The 0x78000000 is the length; what follows it is the "byte-order magic" field, which is 0x1A2B3C4D (which is not the same as the 0xA1B2C3D4 magic number for pcap files), and which serves the same purposes as the pcap magic number, namely:
it lets code identify that the file is a pcap-ng file
it lets code determine the byte order of the section.
(No, you don't need to know the length before looking for the pcap magic number; once you've found the magic number, you then check the length to make sure it's at least 28 and, if it's less than or equal to 28, you reject the block as not being valid.)

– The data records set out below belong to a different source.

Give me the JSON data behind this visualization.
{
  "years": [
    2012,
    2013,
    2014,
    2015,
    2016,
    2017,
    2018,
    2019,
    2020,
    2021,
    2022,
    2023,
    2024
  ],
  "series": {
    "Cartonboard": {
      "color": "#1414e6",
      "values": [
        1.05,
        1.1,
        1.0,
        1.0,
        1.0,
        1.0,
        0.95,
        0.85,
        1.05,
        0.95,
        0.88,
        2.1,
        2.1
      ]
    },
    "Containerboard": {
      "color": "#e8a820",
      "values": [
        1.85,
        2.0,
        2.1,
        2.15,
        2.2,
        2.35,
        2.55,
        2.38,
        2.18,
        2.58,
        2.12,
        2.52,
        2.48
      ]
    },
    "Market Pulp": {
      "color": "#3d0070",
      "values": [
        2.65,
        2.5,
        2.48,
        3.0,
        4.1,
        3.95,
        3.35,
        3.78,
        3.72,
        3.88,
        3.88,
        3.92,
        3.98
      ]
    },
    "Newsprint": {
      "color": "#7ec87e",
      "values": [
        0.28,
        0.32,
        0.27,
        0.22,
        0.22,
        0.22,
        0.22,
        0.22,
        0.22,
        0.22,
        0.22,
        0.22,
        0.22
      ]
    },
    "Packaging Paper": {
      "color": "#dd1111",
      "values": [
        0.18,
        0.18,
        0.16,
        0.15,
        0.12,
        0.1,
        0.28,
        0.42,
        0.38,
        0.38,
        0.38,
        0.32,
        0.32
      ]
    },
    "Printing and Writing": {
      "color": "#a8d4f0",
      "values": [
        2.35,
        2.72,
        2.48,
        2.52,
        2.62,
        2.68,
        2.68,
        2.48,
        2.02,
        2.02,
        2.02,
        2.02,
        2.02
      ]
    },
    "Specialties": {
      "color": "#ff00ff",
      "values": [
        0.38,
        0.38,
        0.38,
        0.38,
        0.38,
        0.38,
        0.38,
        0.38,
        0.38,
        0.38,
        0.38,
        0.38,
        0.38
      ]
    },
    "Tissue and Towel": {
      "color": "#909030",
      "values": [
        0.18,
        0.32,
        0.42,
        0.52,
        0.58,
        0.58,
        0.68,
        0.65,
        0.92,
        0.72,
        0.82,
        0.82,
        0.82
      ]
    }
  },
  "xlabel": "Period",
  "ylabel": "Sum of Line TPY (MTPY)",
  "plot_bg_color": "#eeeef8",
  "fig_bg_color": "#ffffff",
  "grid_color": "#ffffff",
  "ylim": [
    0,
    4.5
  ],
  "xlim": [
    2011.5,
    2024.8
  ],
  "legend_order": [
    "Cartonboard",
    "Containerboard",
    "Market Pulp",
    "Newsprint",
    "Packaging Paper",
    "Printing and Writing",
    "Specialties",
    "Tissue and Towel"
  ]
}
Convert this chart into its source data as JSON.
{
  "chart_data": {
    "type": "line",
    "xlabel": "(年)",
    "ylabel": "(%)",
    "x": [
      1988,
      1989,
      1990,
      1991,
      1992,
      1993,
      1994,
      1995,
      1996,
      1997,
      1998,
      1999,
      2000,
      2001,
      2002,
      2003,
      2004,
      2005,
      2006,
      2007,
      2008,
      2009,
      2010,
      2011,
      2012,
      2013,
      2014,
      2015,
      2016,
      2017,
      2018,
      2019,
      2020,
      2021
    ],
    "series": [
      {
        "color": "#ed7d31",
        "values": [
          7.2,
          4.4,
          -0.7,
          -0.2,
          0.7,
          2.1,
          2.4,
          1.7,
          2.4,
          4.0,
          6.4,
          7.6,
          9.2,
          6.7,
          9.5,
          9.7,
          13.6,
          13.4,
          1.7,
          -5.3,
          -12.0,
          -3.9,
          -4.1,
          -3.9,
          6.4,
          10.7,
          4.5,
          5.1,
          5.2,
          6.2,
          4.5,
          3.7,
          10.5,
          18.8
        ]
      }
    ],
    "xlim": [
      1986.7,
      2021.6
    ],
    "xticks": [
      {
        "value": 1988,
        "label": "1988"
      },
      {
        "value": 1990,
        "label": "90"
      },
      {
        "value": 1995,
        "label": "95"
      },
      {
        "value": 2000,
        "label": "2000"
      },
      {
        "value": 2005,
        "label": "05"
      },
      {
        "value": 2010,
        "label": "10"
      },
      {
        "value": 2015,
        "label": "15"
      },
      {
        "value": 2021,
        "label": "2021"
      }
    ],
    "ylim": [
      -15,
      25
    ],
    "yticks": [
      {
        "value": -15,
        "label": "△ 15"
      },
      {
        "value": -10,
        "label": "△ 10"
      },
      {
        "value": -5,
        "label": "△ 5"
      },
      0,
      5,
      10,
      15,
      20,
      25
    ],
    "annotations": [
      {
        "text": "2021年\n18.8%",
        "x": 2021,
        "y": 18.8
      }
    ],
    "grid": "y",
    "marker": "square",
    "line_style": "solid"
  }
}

Does anybody know what this is?
A (little-endian) pcap-ng file.
or how I can read it on a Linux system with libpcap?
Either read it on a Linux system with a newer version of libpcap (which may mean a newer version of whatever distribution you're using, or may just mean doing an update if that will get you a 1.1.0 or later version of libpcap), read it with Wireshark or TShark (which have their own library for reading capture files, which supports the native pcap and pcap-ng formats, as well as a lot of other formats), or download a newer version of libpcap from tcpdump.org, build it, install it, and then build whatever other tools need to read pcap-ng files with that version of libpcap rather than the one that comes with the system.
Newer versions of Wireshark write pcap-ng files by default, including in tools such as mergecap; you can get them to write pcap files with a flag argument of -F pcap.